Allowing Parliament to be the ultimate arbiter of whether or not the 42 day provision is a clever ploy, designed to appease the revolting backbenchers but which, in fact, only transfers judicial power to the legislative. Let the blind obvious be spoken clearly. The role of judging in any functioning democracy should lie with Judges. Dictatorships take judicial decisions. Autocracts take judicial decisions. In Britain, we have bombed such countries and spoken sanctimoniously about the need for “human rights”. Yet, here we are, doing the same. One has to ask when it will ever end? Will 42 days stretch into 84 days? Can 84 days stretch into six months? Is it feasible that six months could stretch into an acceptance of “gentle” torture? This is not dramatic licence. This is a country which has knowingly conspired, failed to speak out about the American atrocities of Guantanamo Bay, about the disgusting policy of extraordinary rendition. Currently, there is not even a requirement for the police to tell the suspect what he or she is doing banged up for weeks on end. Such policies did not work during the IRA’s bombing campaign on the UK mainland, and it will not work now.

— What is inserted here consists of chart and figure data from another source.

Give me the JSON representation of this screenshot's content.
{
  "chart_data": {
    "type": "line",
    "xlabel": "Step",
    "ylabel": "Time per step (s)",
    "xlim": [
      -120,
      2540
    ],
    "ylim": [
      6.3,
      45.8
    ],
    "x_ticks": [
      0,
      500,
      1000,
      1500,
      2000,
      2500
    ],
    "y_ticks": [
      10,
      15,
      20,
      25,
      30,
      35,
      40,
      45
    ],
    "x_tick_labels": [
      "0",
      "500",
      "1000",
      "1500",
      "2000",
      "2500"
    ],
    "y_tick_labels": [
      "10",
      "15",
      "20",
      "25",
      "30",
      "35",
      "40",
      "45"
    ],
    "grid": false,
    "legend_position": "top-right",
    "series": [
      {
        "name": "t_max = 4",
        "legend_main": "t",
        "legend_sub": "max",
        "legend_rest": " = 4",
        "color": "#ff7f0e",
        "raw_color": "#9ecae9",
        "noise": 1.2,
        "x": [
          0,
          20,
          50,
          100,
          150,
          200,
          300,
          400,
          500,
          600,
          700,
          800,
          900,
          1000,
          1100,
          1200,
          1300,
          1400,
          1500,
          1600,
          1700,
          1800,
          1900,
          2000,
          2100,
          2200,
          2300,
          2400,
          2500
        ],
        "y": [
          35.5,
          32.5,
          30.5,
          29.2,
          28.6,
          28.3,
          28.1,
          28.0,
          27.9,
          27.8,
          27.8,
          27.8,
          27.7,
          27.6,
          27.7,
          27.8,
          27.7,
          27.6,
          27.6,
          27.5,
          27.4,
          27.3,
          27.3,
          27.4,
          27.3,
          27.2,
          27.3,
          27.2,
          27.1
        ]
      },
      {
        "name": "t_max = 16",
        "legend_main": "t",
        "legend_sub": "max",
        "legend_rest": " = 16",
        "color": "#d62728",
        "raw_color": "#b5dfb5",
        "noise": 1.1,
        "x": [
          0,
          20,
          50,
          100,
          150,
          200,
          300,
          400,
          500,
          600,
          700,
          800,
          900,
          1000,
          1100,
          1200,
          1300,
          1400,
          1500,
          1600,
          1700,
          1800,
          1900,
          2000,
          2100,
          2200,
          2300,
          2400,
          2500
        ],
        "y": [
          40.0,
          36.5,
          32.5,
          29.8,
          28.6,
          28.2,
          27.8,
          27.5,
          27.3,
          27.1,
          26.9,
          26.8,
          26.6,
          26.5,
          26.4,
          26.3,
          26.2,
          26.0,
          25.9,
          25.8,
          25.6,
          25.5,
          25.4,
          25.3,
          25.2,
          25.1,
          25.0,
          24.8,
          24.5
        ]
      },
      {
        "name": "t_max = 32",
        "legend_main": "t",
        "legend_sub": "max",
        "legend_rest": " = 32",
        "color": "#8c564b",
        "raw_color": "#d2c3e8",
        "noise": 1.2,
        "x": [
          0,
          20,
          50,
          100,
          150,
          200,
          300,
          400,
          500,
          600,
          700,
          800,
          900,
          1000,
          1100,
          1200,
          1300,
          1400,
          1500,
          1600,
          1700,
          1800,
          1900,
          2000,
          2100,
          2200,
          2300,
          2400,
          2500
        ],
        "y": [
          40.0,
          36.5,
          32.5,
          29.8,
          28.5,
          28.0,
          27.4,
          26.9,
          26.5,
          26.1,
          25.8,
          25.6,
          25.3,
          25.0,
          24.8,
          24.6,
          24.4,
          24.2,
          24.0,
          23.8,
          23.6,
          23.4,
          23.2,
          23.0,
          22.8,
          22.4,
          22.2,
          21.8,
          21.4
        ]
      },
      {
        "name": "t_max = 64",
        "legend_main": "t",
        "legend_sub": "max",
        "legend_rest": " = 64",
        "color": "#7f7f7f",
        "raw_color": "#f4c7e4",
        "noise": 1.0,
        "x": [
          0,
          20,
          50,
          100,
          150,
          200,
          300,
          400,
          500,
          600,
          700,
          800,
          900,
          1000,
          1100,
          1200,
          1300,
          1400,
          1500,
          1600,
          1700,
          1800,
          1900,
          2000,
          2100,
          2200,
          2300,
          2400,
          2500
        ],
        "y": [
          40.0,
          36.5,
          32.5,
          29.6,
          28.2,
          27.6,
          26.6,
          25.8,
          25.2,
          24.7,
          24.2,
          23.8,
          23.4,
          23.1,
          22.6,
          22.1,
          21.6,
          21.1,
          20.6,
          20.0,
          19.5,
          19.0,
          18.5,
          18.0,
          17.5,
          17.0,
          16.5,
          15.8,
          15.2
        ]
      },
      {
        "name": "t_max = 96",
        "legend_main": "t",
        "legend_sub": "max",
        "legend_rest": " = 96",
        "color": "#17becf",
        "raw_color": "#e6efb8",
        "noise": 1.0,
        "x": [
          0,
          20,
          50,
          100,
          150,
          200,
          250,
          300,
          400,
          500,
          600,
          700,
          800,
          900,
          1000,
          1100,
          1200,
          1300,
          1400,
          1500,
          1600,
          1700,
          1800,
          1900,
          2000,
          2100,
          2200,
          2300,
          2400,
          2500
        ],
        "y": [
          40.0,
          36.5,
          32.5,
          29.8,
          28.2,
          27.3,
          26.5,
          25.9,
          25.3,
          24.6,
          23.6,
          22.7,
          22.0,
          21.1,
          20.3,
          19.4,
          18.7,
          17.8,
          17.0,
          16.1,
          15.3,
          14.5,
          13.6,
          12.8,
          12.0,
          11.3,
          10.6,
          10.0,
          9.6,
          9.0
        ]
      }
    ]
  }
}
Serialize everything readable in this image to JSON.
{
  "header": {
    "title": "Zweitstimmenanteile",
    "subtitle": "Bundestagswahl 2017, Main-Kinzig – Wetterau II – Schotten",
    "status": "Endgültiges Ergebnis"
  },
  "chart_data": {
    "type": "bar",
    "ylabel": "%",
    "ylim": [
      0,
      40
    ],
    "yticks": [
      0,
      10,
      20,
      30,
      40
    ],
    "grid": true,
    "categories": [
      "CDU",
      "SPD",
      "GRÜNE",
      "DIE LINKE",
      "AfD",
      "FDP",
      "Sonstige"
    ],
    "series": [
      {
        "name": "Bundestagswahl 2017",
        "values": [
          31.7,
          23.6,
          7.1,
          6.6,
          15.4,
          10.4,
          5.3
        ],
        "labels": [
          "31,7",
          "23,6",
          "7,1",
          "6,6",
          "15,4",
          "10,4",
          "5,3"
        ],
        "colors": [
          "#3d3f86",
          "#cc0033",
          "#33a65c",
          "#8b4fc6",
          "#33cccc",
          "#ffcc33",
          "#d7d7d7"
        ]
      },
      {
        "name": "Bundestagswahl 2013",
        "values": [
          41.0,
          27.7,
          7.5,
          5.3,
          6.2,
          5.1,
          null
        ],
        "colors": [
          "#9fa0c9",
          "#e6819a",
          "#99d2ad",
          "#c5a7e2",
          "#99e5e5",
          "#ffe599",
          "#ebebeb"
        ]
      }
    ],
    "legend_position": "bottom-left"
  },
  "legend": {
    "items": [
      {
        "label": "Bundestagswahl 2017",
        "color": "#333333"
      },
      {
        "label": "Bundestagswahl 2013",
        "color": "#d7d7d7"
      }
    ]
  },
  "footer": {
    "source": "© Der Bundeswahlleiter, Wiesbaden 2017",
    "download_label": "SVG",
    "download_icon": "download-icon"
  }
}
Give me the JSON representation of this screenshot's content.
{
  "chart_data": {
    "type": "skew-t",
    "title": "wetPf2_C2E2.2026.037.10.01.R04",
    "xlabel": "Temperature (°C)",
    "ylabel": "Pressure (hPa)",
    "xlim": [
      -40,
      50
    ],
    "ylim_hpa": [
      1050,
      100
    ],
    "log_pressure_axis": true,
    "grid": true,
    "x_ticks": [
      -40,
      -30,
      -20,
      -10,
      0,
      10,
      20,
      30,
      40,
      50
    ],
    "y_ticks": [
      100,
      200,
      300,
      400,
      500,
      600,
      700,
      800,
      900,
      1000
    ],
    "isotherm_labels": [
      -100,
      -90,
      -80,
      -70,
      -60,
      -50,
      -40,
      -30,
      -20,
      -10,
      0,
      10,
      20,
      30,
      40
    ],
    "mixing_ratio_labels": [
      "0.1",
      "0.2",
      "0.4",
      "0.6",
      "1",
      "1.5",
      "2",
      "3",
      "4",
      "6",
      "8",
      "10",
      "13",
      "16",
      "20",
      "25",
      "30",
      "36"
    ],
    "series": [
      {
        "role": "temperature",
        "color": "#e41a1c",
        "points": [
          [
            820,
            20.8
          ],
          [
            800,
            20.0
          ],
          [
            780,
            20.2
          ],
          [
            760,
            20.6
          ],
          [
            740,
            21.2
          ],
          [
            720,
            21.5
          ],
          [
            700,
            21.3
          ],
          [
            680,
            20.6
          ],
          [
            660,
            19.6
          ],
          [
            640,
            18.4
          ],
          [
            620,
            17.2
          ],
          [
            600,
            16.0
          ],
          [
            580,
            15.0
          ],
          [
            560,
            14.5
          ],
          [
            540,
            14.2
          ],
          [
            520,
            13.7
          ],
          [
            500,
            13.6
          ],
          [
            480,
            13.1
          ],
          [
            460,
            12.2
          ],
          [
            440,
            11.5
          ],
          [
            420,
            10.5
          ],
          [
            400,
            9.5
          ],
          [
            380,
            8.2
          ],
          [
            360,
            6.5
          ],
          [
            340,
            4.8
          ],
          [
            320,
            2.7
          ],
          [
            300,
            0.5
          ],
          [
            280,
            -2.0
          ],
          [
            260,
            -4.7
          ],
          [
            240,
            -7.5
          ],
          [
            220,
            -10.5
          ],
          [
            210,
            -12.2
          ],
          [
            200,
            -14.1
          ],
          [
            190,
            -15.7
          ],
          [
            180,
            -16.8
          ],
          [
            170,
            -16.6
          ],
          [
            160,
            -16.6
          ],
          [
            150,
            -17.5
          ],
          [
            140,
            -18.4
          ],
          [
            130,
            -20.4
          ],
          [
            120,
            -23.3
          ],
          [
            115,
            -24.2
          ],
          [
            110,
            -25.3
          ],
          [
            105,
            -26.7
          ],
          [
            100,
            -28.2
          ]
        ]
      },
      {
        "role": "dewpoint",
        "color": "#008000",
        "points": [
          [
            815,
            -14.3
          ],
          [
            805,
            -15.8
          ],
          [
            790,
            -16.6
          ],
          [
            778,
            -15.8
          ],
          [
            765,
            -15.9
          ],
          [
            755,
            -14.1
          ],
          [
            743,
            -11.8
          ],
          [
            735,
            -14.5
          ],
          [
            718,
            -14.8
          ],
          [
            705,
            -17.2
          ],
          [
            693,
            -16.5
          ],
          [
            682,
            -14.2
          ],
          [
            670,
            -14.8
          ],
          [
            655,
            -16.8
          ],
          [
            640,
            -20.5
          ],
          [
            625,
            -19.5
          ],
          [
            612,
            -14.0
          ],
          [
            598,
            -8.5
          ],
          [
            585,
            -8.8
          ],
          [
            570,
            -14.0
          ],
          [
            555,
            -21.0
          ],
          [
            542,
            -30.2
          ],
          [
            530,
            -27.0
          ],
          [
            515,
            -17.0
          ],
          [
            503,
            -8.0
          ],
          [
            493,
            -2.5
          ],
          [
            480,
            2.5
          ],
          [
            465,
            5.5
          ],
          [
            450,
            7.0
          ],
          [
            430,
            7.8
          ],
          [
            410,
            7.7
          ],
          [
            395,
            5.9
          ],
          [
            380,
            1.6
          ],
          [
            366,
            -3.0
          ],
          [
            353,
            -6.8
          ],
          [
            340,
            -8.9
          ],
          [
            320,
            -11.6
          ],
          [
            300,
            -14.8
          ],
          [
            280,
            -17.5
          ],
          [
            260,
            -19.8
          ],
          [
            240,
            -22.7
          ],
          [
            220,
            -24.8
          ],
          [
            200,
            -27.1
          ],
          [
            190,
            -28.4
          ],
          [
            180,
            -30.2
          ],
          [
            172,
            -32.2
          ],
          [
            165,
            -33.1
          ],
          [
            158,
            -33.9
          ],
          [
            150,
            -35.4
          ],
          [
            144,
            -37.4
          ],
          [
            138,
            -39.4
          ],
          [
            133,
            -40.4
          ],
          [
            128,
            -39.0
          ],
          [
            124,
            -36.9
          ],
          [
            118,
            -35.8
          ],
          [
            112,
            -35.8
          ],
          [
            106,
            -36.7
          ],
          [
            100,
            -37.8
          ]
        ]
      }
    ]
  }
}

Judges are qualified, impartial and understand – one hopes – the competing provisions which have to be applied. By contrast, politicians hope only to last that bit longer in their jobs, selling out on principle and ethic to survive. We saw Parliament buy the rubbish over the Iraq War, which any neutral could easily have questioned. Why are they likely to do any different now?
Gordon Brown says that information can be put before Parliament which would allow it to decide in each individual case whether 42 days is required in the circumstances. But if, and it is a big If, the security services are willing to put such sensitive information in the public domain, there must be enough material with which to charge the suspect.
Under the current regime, police have 28 days in which to question and charge a suspect. That period is already longer than in most other European democracies. If we keep chasing ghosts long enough in Britain, we will create armies of them shadows chasing us until the fear becomes very real.